Em Evangelho de Mateus 25:14–30, Jesus conta a parábola dos talentos. Normalmente, o foco recai sobre produtividade, responsabilidade ou julgamento. Mas e se estivermos ignorando uma camada mais profunda? E se essa parábola também for sobre criatividade — e sobre a origem divina das ideias?
O senhor da história distribui talentos “a cada um segundo a sua capacidade”. Ele não cria robôs, mas mordomos. Não entrega cópias, mas potenciais. O talento, no contexto original, era uma grande soma de dinheiro. Contudo, no fluxo teológico do texto, ele representa tudo aquilo que recebemos de Deus: dons, oportunidades, inteligência, sensibilidade, visão — inclusive ideias.
Deus é a Fonte da Invenção
A Bíblia começa com um Deus que cria.
Antes de haver qualquer talento humano, houve a imaginação divina. Antes de qualquer projeto, houve o “Haja”. O primeiro ato revelado de Deus não é legislar, mas criar. Isso significa que toda criatividade legítima é reflexo da imagem divina em nós.
Quando alguém compõe uma canção, estrutura um sermão, desenvolve um projeto social, escreve um livro ou inicia um empreendimento com propósito redentivo — essa centelha criativa não nasce do vazio. Ela é graça. É dom. É talento confiado.
Enterrar o talento, então, não é apenas negligenciar dinheiro ou habilidades. É sufocar ideias que vieram do céu.
O Servo que Enterra Ideias
O terceiro servo não desperdiçou o talento com festas ou vícios. Ele apenas o enterrou.
O problema não foi escândalo, foi medo.
Quantas ideias dadas por Deus são enterradas por receio de crítica?
Quantos projetos espirituais nunca saem do papel porque tememos errar?
Quantos sermões, livros, ministérios, músicas e iniciativas são sepultados antes mesmo de nascer?
O servo justificou sua inércia com uma teologia distorcida: “Eu sabia que és homem severo”. A visão errada de Deus produziu paralisia criativa.
Uma imagem distorcida de Deus sempre gera esterilidade.
Criatividade é Ato de Fé
Os dois primeiros servos “negociaram”. O texto sugere movimento, risco, iniciativa. Eles colocaram o talento em circulação.
Criatividade cristã não é vaidade artística; é confiança na generosidade de Deus. É crer que o Senhor que entrega ideias também sustenta processos.
Criar é um ato de fé.
Quando desenvolvemos aquilo que Deus nos confiou, estamos declarando:
“Eu confio que o Senhor não me deu isso por acaso.”

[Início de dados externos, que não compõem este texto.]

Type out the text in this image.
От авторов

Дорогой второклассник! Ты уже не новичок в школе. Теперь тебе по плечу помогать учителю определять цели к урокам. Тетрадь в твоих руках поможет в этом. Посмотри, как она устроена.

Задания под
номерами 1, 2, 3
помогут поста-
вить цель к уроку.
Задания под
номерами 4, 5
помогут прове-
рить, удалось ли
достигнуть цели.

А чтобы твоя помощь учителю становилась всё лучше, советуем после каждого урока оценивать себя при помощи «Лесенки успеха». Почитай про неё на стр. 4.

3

A Igreja e o Medo de Criar
Em muitos contextos cristãos, criatividade é vista com suspeita. Como se inovação fosse sinônimo de mundanismo. No entanto, a própria parábola mostra que Deus espera multiplicação — não mera conservação.
Conservar é seguro.
Multiplicar exige ousadia.
A pergunta não é apenas: “Você está sendo fiel?”
Mas também: “Você está desenvolvendo o que recebeu?”
Fidelidade sem desenvolvimento pode se tornar acomodação espiritual.
O Juízo Sobre a Estagnação
A parte mais dura da parábola não é a perda do talento — é o diagnóstico: “Servo mau e negligente”.
Negligência não é rebeldia ativa. É omissão passiva.
No Reino de Deus, deixar de desenvolver o que recebemos é tão grave quanto desperdiçar.
Porque quando enterramos talentos, impedimos que outros sejam abençoados por aquilo que Deus queria fazer através de nós.
Ideias São Responsabilidade Espiritual
Talvez você esteja esperando “um chamado” extraordinário, enquanto ignora ideias recorrentes que Deus já plantou em seu coração.
Aquela visão insistente.
Aquele projeto que não sai da mente.
Aquela inquietação santa.
E se isso for um talento?
E se o céu já tiver investido em você?
A parábola não termina com aplausos à intenção, mas com recompensa à ação. O senhor diz: “Foste fiel no pouco, sobre o muito te colocarei”.
Deus confia mais a quem desenvolve o que já recebeu.
Uma Oração Diferente
Talvez devêssemos parar de pedir “novos talentos” e começar a pedir coragem para desenvolver os que já temos.
Porque as ideias criativas não nascem apenas de brainstorming.
Elas nascem da graça.
E a graça que concede também cobra responsabilidade.
Que não sejamos a geração que enterra ideias divinas por medo humano.
Que sejamos criadores que refletem o Criador.